The United Nations Secretary General, António Guterres, could not have captured it better when he said this of refugees, “I’ve met so many who have lost so much. But they never lose their dreams for their children or their desire to better our world. They ask for little in return – only our support in their time of greatest need”.  World Refugee Day, June 20, as an international observance day is dedicated to raising awareness of the situation of refugees throughout the world.

On December 4, 2000, the United Nations General Assembly in Resolution 55/76 decided that, from 2001, June 20 would be celebrated as World Refugee Day. In this resolution, the General Assembly noted that 2001 marked the 50th anniversary of the 1951 Convention relating to the Status of Refugees. However, it must be pointed out that African Refugee Day had been formally celebrated in several countries prior to 2000.

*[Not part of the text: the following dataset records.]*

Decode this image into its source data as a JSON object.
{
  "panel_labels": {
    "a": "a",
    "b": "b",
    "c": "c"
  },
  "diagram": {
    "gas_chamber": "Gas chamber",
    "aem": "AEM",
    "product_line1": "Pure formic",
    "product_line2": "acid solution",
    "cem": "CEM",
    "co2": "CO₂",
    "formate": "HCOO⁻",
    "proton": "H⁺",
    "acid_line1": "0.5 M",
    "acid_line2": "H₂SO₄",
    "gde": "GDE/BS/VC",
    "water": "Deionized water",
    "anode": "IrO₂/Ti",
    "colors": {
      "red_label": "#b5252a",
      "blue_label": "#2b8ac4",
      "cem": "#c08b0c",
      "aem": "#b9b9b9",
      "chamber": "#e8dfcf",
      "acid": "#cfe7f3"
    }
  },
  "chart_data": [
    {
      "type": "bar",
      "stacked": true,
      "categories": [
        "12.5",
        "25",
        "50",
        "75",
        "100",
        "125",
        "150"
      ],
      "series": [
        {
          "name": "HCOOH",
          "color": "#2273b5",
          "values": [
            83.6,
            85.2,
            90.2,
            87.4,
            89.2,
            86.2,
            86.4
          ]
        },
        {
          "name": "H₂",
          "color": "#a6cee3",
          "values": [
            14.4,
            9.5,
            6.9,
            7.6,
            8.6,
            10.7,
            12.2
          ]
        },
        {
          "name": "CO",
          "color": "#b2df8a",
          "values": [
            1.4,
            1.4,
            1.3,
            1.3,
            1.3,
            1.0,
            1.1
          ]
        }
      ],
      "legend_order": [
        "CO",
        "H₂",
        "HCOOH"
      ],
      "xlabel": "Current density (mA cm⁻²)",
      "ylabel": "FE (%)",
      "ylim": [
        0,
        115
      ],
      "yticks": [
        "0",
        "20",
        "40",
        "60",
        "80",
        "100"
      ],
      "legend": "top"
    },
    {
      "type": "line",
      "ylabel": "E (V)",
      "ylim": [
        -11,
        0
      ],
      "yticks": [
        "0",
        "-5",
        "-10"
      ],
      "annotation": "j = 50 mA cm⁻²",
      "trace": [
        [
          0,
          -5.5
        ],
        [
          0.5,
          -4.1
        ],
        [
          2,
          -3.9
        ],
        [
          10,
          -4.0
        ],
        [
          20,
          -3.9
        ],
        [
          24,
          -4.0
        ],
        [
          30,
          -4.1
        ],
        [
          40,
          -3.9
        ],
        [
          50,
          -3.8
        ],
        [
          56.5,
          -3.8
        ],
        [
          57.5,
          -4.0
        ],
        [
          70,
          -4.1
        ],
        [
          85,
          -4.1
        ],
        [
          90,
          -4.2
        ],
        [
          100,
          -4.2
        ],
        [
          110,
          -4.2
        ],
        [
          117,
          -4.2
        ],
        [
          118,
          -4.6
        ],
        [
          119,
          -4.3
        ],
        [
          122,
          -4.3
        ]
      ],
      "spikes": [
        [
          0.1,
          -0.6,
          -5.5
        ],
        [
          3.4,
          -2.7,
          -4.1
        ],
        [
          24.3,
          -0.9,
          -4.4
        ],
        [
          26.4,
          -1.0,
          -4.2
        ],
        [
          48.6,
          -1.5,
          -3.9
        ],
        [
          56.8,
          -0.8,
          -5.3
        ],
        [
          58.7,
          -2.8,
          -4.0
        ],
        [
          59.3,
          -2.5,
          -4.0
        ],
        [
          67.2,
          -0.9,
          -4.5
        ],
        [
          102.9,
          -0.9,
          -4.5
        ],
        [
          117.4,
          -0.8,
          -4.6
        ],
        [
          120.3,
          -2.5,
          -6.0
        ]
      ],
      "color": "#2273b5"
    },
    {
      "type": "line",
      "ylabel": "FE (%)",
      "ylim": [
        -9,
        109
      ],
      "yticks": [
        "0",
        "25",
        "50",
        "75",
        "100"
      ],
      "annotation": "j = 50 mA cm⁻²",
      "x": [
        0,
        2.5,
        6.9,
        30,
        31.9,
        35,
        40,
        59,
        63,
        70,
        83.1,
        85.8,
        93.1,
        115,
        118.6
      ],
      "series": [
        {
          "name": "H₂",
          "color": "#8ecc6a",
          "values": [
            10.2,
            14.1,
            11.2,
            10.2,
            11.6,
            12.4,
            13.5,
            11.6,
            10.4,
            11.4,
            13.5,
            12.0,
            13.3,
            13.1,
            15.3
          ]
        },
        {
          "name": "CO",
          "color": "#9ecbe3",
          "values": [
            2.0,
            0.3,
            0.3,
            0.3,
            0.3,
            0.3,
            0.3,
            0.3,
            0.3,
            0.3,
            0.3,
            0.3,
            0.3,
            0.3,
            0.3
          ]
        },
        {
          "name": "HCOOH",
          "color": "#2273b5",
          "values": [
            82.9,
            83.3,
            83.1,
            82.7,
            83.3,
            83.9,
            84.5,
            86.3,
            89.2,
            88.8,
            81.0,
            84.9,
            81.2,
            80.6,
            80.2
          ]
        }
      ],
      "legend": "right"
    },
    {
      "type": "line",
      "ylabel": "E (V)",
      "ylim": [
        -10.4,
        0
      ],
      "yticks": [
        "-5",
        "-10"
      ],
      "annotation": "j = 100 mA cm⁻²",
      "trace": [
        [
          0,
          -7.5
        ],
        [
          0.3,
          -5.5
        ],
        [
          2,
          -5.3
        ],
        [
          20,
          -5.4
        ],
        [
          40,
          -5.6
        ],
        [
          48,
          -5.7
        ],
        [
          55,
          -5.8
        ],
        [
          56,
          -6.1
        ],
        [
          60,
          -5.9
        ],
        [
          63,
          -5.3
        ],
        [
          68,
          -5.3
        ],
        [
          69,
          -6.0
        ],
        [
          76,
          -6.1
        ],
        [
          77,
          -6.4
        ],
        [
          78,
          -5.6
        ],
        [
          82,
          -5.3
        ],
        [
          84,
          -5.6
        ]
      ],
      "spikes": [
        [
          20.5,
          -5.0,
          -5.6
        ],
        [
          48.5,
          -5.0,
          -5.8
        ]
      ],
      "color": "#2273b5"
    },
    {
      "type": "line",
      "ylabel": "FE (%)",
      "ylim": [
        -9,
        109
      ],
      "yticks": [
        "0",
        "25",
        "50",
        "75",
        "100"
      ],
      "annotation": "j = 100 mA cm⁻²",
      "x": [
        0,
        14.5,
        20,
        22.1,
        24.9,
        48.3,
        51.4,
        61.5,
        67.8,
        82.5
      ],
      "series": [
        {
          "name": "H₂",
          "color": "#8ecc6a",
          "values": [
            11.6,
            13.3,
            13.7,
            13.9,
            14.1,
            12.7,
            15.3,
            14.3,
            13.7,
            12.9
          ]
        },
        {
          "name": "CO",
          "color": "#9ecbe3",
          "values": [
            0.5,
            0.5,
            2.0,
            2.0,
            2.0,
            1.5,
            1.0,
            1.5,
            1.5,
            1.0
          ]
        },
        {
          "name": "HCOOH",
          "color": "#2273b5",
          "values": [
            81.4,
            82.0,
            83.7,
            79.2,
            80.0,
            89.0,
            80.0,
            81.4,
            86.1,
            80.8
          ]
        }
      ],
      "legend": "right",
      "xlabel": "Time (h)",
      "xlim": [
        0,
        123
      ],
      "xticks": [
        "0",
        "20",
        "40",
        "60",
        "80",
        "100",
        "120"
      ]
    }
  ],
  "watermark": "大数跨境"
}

The significance of this event is that each year on that date, the United Nations, United Nations Refugee Agency (UNHCR) and countless civic groups around the world host World Refugee Day activities in order to draw the public’s attention to the millions of refugees and internally displaced persons worldwide who have been forced to flee their homes due to war, other forms of conflict and persecution.

In the Middle East, where violence has forced and is still forcing thousands of families to flee for their lives each day, the time is now to show that the global public stands with refugees by ending the wars in that region. On September 2016, global leaders had agreed to work towards a Global Compact for refugees in 2018 where all parts of society stand together with refugees and do their fair share instead of leaving individual states to bear the burden of mass forced displacement.  Every refugee child has the right to get good quality education. Every refugee family is entitled to somewhere safe to live. Every refugee must be guaranteed a place to work or learn new skills to support their families.

In a world where one in every 113 people have been forced to flee their homes because of war, persecution and poverty, it’s vital for humanity to demonstrate the global public stands #WithRefugees.

Legally, a refugee is defined as a person who is forced to flee his or her home country due to persecution or a well-founded fear of being persecuted on account of his or her nationality, race, religion, political opinion, or membership in a particular social group. Refugees do not voluntarily choose to migrate but instead do so out of immediate necessity- this could be political, economic or religious. Internationally, it is believed that the current levels of displacement are some of the highest ever recorded. Worldwide, there are 65.3 million people who have been forced out of their homes (with an estimated 34,000 people displaced per day). While the majority of forced migrants remain in their home countries, 21.3 million have been forced to flee and seek refuge in other countries. Over half of these refugees are under the age of 18.

In its approach to solving the refugee problem, the international community has traditionally promoted three durable solutions to displacement situations: voluntary repatriation, integration into the country of first asylum, or resettlement into a third country.

The United Nations High Commissioner for Refugees (UNHCR) is a platform put in place by the UN to find the best solution for each displaced person on an individual basis. It is generally responsible for identifying and designating individuals as refugees. It also assists in ensuring the safety and well-being of refugees as they await a placement determination.

But even with this elaborate arrangement, temporary protection for refugees remains a challenge for the international community. Refugees often have to endure life-threatening conditions in order to arrive at their first host country. Once there, they usually live in confined refugee camp sites or in urban settings, sometimes for as long as a decade.

As we encourage the world on this Refugee Day to commemorate the strength, courage and perseverance of millions of refugees, it is important to look seriously at issues, policies and other causes of the refugee problem. For the public to show support for families forced to flee is humanitarian but more humanitarian is not allowing the problem to exist at all in the first place.

In Africa, conflicts have tended to exacerbate crises created by economic problems – poverty, hunger, joblessness and absence of the good life. What this means is that there are also economic refugees the world must not forget.